怪しげな露天商のおっさんから買ったUSBを、ネットカフェのPCに恐る恐る差し込んでみる。

だって、コンピュータウィルスなんて入ってたらたまったもんじゃないだろう。いきなり自分のPCに挿すやつなんていないさ。

見た所、PCに異常は無さそうだし格納されているのも、

ただのHPのリンクだけのようだ。

マウスをダブルクリックして、HPを展開する。

…なかなか興味深い。これは家に帰って、じっくり読むことにしよう。

俺は、ネットカフェから出て自宅へ向かった。


誰を殺そうとしているかって? 一週間前に俺をフッた元婚約者だよ。

人は年収や肩書きじゃない、心だよ。と聖人みたいな台詞を吐いておきながら、友達に「人数が足りないから、どうしても」と誘われた合コンで、3つの事業を経営する若社長に言い寄られて、コロッと乗り換えちまいやがった。

それだけの理由で、って? 愛していればいるほど、裏切られた時それは憎しみに変わるんだよ。

俺が、どれだけアイツのことを愛していたか、その愛情の深さを推し量って欲しいもんだね。

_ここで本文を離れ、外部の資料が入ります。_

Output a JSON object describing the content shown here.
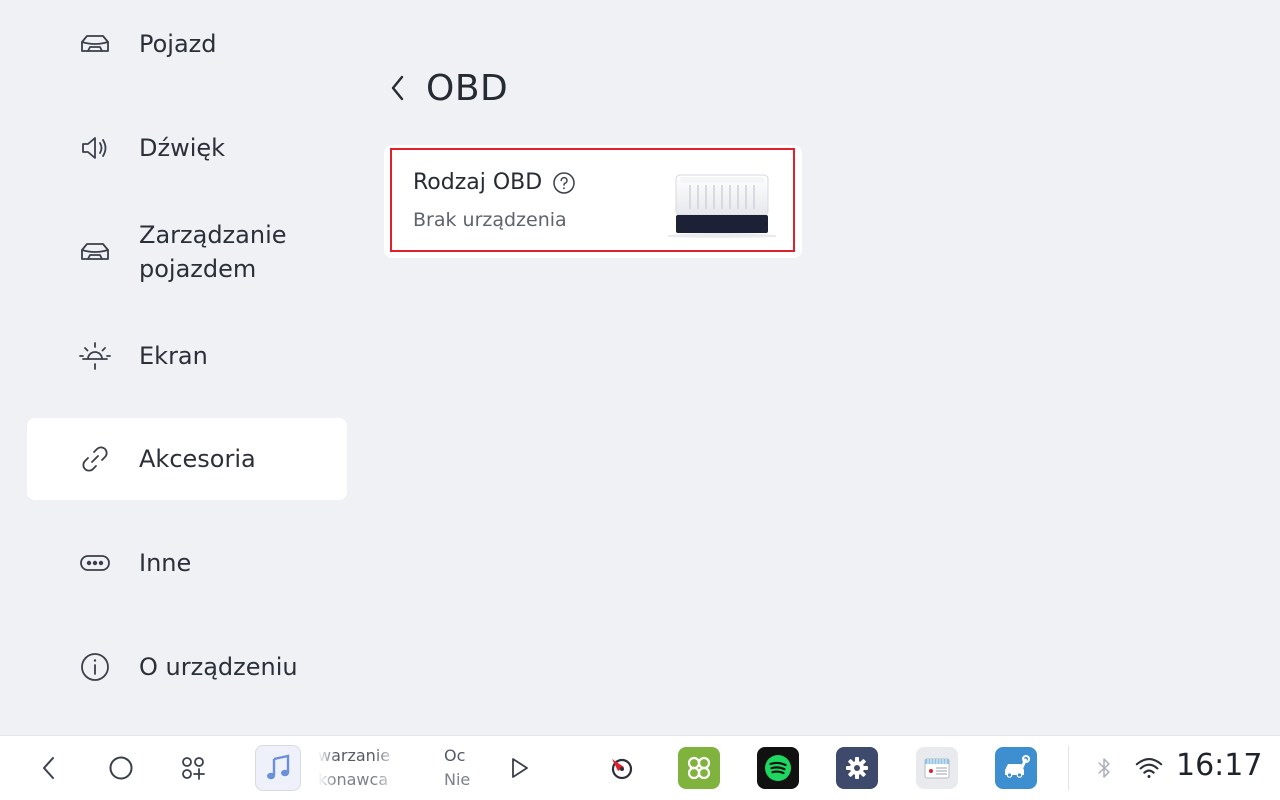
{
  "sidebar": {
    "items": [
      {
        "label": "Pojazd",
        "icon": "car-icon"
      },
      {
        "label": "Dźwięk",
        "icon": "speaker-icon"
      },
      {
        "label": "Zarządzanie pojazdem",
        "icon": "car-manage-icon"
      },
      {
        "label": "Ekran",
        "icon": "brightness-icon"
      },
      {
        "label": "Akcesoria",
        "icon": "link-icon",
        "active": true
      },
      {
        "label": "Inne",
        "icon": "more-icon"
      },
      {
        "label": "O urządzeniu",
        "icon": "info-icon"
      }
    ]
  },
  "page": {
    "title": "OBD"
  },
  "obd_card": {
    "title": "Rodzaj OBD",
    "status": "Brak urządzenia"
  },
  "taskbar": {
    "music": {
      "title_1": "warzanie",
      "subtitle_1": "konawca",
      "title_2": "Oc",
      "subtitle_2": "Nie"
    },
    "time": "16:17",
    "apps": [
      "navigation-icon",
      "grid-apps-icon",
      "spotify-icon",
      "settings-gear-icon",
      "radio-icon",
      "car-service-icon"
    ]
  },
  "colors": {
    "background": "#eff1f5",
    "card": "#ffffff",
    "highlight": "#e0202a",
    "spotify": "#1ed760"
  }
}
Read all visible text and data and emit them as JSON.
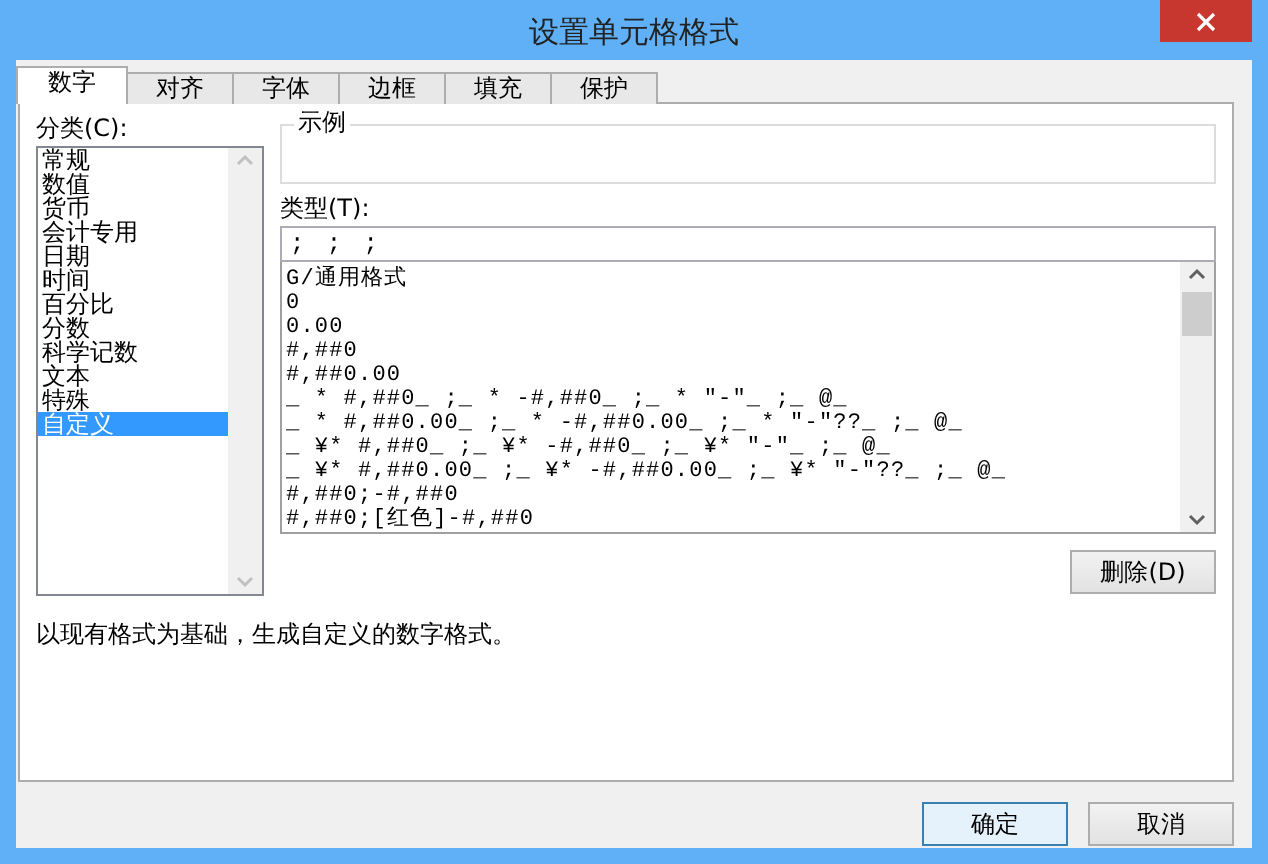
{
  "window": {
    "title": "设置单元格格式"
  },
  "tabs": [
    {
      "label": "数字",
      "selected": true
    },
    {
      "label": "对齐",
      "selected": false
    },
    {
      "label": "字体",
      "selected": false
    },
    {
      "label": "边框",
      "selected": false
    },
    {
      "label": "填充",
      "selected": false
    },
    {
      "label": "保护",
      "selected": false
    }
  ],
  "category": {
    "label": "分类(C):",
    "items": [
      {
        "label": "常规",
        "selected": false
      },
      {
        "label": "数值",
        "selected": false
      },
      {
        "label": "货币",
        "selected": false
      },
      {
        "label": "会计专用",
        "selected": false
      },
      {
        "label": "日期",
        "selected": false
      },
      {
        "label": "时间",
        "selected": false
      },
      {
        "label": "百分比",
        "selected": false
      },
      {
        "label": "分数",
        "selected": false
      },
      {
        "label": "科学记数",
        "selected": false
      },
      {
        "label": "文本",
        "selected": false
      },
      {
        "label": "特殊",
        "selected": false
      },
      {
        "label": "自定义",
        "selected": true
      }
    ]
  },
  "sample": {
    "label": "示例"
  },
  "type": {
    "label": "类型(T):",
    "value": "; ; ;",
    "formats": [
      "G/通用格式",
      "0",
      "0.00",
      "#,##0",
      "#,##0.00",
      "_ * #,##0_ ;_ * -#,##0_ ;_ * \"-\"_ ;_ @_",
      "_ * #,##0.00_ ;_ * -#,##0.00_ ;_ * \"-\"??_ ;_ @_",
      "_ ¥* #,##0_ ;_ ¥* -#,##0_ ;_ ¥* \"-\"_ ;_ @_",
      "_ ¥* #,##0.00_ ;_ ¥* -#,##0.00_ ;_ ¥* \"-\"??_ ;_ @_",
      "#,##0;-#,##0",
      "#,##0;[红色]-#,##0"
    ]
  },
  "delete_button": "删除(D)",
  "description": "以现有格式为基础，生成自定义的数字格式。",
  "buttons": [
    {
      "label": "确定",
      "default": true
    },
    {
      "label": "取消",
      "default": false
    }
  ]
}
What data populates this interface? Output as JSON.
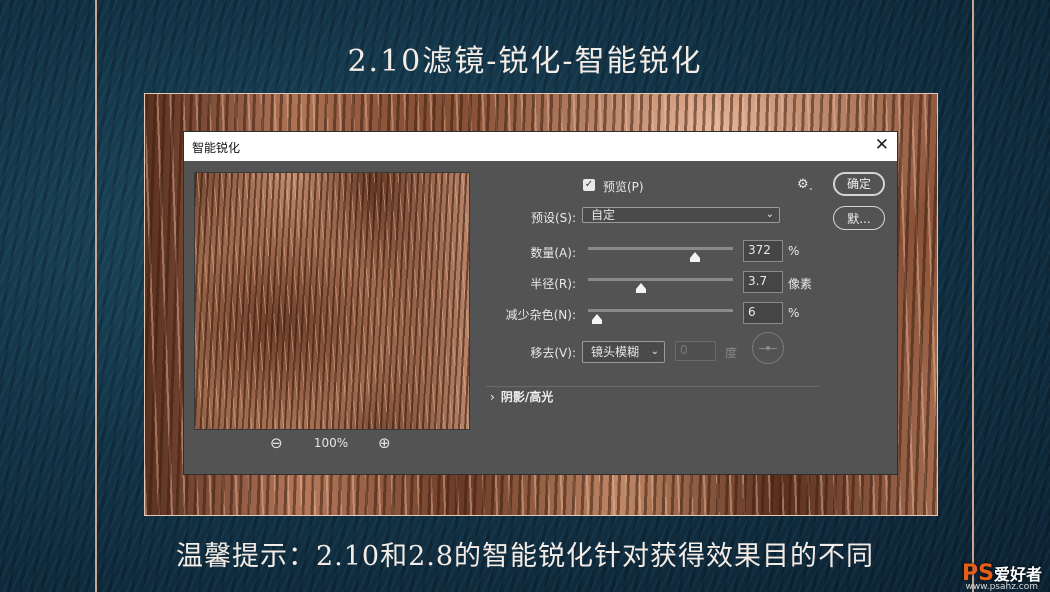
{
  "slide": {
    "title": "2.10滤镜-锐化-智能锐化",
    "tip": "温馨提示：2.10和2.8的智能锐化针对获得效果目的不同"
  },
  "dialog": {
    "title": "智能锐化",
    "zoom_level": "100%",
    "preview_label": "预览(P)",
    "preview_checked": true,
    "preset": {
      "label": "预设(S):",
      "value": "自定"
    },
    "amount": {
      "label": "数量(A):",
      "value": "372",
      "unit": "%",
      "slider_fraction": 0.73
    },
    "radius": {
      "label": "半径(R):",
      "value": "3.7",
      "unit": "像素",
      "slider_fraction": 0.36
    },
    "reduce_noise": {
      "label": "减少杂色(N):",
      "value": "6",
      "unit": "%",
      "slider_fraction": 0.06
    },
    "remove": {
      "label": "移去(V):",
      "value": "镜头模糊",
      "angle_value": "0",
      "angle_unit": "度"
    },
    "shadows_section": "阴影/高光",
    "ok_button": "确定",
    "default_button": "默..."
  },
  "watermark": {
    "brand": "PS",
    "text": "爱好者",
    "url": "www.psahz.com"
  }
}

そんなこんなで、茫然自失の状態で街を彷徨っていた時に、路地裏で怪しいおっさんに声をかけられて手に入れたのが、このUSBというわけ。

DIY殺し屋って、自分でやるんじゃ、タダの殺人じゃないかって?

俺も、同じ台詞をおっさんにぶつけたよ。

曰く、感情に任せて無計画に行うのがタダの殺人。

素人仕事じゃ、すぐに足がついちまうし、そもそも、しくじっちまって相手は生き延び、捕まり損ということもあり得る。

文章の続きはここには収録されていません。